On record, he plays second guitar on two of Junior Kimbrough's albums throughout, and on some tracks on the posthumous compilation, God Knows I Tried. He is on tracks by Asie Payton, CeDell Davis and Paul "Wine" Jones, as well as Frank Frost and Cyndi Lauper.

Brown's own debut album was Goin' Back to Mississippi (1996), produced by Dale Hawkins. He has recorded one album for Fat Possum Records, Stingray (2003). He released Cheap, Fast, and Dirty (2006) with Danish guitarist Troels Jensen, at Olufsen Records. Meet Ya In The Bottom (2008) is a CD Baby release. His double album Can't Stay Long (2011) was released on Devil Down Records.

In their 2003 tour, he opened for Widespread Panic (and the extended combo, Smiling Assassins), as he earlier had with Burnside.

Brown's guitar work was featured in the 2006 film Black Snake Moan, where he provided backing for star Samuel L. Jackson's vocals. He can be seen in the film's climax as a guitarist in a blues band, playing alongside Cedric Burnside.

Brown's slide guitar was featured prominently in the Black Keys' 2021 album, Delta Kream.
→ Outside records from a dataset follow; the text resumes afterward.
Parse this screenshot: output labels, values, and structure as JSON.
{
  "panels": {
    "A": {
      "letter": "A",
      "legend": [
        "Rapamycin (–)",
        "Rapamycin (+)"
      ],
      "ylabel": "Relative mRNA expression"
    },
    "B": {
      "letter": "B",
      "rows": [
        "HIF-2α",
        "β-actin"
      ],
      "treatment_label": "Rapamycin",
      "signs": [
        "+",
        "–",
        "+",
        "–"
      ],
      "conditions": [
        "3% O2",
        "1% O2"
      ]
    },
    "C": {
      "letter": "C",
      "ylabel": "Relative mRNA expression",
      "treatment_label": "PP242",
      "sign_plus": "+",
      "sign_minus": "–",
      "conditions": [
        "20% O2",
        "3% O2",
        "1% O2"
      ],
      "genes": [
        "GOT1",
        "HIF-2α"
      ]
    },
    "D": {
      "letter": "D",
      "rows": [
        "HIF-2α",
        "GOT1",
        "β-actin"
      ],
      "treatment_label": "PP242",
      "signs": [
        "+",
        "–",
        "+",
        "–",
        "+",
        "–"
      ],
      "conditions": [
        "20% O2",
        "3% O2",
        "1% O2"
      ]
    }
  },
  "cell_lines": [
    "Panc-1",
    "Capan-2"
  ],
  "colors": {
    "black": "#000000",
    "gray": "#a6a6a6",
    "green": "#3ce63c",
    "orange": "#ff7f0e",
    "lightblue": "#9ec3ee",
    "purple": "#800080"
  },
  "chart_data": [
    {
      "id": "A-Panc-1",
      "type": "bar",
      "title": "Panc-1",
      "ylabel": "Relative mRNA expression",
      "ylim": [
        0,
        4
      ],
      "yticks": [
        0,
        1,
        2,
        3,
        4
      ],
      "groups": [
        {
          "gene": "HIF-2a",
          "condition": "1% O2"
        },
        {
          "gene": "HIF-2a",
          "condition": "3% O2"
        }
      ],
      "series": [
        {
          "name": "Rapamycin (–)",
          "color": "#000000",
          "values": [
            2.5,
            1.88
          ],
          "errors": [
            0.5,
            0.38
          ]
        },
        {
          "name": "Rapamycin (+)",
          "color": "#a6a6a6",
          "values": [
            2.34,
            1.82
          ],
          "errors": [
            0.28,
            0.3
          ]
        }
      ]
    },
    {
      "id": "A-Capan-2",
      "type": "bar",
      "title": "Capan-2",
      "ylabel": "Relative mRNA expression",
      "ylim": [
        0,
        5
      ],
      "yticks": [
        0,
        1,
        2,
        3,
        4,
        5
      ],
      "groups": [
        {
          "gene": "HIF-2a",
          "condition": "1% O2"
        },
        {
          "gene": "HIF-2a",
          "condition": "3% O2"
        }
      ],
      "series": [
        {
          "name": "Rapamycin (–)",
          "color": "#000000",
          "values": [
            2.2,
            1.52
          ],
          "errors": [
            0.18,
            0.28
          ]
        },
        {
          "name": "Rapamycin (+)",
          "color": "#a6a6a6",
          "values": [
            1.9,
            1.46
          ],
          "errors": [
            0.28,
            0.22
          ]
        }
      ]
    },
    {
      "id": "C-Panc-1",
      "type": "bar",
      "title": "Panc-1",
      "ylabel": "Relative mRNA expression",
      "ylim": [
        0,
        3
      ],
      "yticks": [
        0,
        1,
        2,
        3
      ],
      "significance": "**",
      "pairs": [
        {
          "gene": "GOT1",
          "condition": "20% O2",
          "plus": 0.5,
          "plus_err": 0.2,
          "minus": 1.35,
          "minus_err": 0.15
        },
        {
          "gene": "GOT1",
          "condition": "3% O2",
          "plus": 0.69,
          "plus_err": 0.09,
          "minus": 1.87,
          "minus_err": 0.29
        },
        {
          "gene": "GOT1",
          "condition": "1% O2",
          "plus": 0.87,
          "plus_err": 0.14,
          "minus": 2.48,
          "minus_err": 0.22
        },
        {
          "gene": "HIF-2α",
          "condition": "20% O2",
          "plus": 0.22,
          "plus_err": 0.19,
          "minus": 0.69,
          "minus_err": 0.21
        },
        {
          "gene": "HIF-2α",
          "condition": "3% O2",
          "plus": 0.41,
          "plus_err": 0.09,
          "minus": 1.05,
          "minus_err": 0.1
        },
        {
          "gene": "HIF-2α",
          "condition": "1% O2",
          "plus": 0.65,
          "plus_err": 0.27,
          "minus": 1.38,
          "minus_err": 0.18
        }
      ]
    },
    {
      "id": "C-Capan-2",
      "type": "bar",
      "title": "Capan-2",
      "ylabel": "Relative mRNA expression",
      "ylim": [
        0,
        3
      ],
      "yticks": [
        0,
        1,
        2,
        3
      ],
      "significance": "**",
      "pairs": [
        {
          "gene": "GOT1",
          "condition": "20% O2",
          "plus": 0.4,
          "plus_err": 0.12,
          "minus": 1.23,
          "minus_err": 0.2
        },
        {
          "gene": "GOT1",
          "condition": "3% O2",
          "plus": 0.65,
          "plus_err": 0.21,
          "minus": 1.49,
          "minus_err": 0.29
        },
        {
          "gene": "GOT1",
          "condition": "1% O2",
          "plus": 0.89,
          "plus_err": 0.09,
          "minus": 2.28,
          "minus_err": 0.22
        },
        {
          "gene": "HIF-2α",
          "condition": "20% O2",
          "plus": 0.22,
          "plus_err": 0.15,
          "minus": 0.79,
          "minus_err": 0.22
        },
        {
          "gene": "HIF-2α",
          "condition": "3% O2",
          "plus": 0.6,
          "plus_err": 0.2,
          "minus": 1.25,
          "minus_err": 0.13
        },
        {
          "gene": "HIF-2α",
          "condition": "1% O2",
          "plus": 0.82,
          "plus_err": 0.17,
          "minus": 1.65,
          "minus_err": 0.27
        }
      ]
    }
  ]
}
Gary Walker in his review in Guitar describes Brown's playing as "electrifying" and states that "it's worth the price of admission for Brown's scorching slide solo alone." Brown along with bassist Eric Deaton joined the Black Keys' 2022 tour to promote Dropout Boogie, joining the band on stage to perform songs from Delta Kream. Brown (along with Deaton and the Black Key's Dan Auerbach) also collaborated with Robert Finley in the 2021 album, Sharecropper's Son. Brown would also return to perform on Finley's 2023 album, Black Bayou and the Black Key's 2026 album Peaches!.

Brown performed on several songs on Hank Williams Jr. 2022 album, Rich White Honky Blues.

Brown lives in Potts Camp, Mississippi, in the North Mississippi Hill Country with his wife Sara.

==Films==
- You See Me Laughin': The Last of the Hill Country Bluesmen (2003; released by Fat Possum Records in 2005). Produced and directed by Mandy Stein. Oxford, Mississippi: Plain Jane Productions, Inc; Fat Possum Records.